И Георгий Николаевич, раздумывая о Константине, нашел ответы на свои вопросы: был Ростовский князь ученым и поэтом и любил огненной любовью тот город на берегу синего озера, где построил столько красы белокаменной, потому и не захотел его покинуть.

А ростовские бояре неустанно твердили ему: «Обидели тебя, обошли, обнажай меч, собирай рать, веди нас войной на своего брата захватчика Юрия…»

Георгий Николаевич стал переносить на бумагу свои мысли, потом прибежала Машунька звать его к обеду.

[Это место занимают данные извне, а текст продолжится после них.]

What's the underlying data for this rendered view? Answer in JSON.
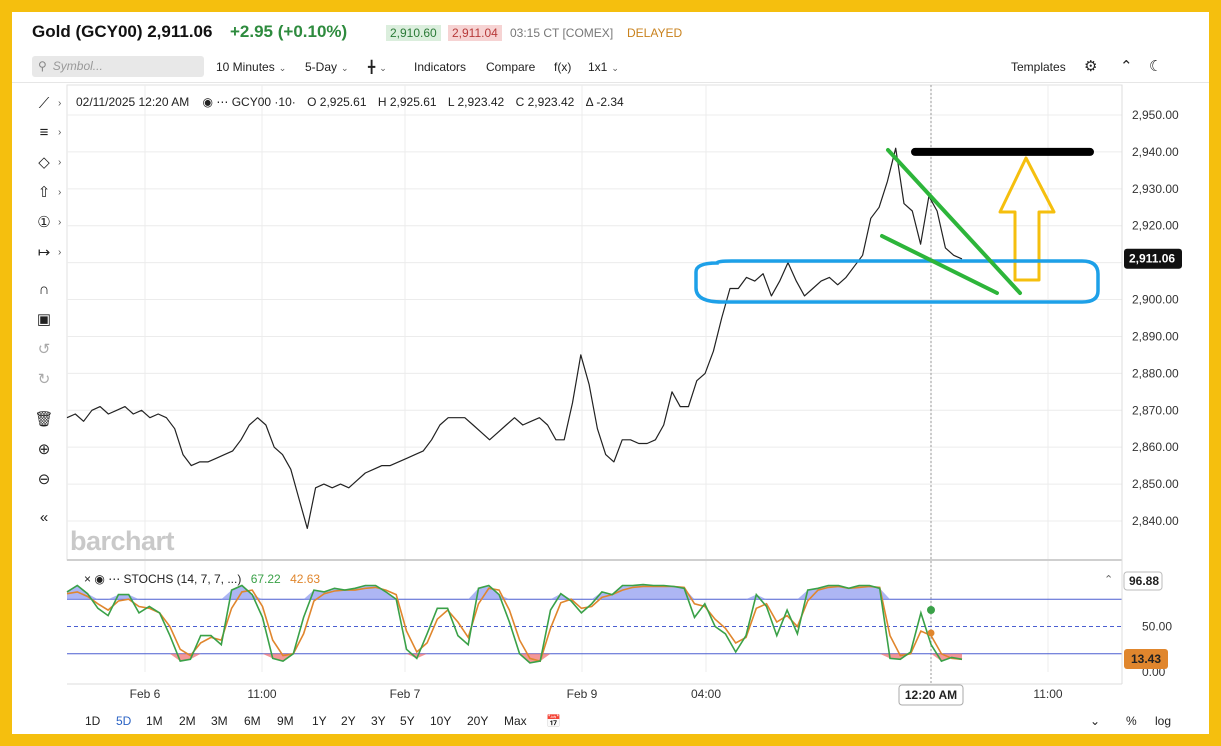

А ровно в два часа синие фигурки замелькали перед окнами его дома. Он вышел к ним за калитку.

Отряд, вооруженный, как и прежде, двумя лопатами, двумя ломами и топором, двинулся по радульской улице.

Вчера, когда ребята поддевали ломом очередной камень и приподнимали его, Георгий Николаевич принимал самое деятельное участие в их работе. Он опасался, что огромная тяжесть ненароком выскочит из мальчишечьих рук да отдавит чью-то ногу, и потому сам крепко держался обеими руками за край камня.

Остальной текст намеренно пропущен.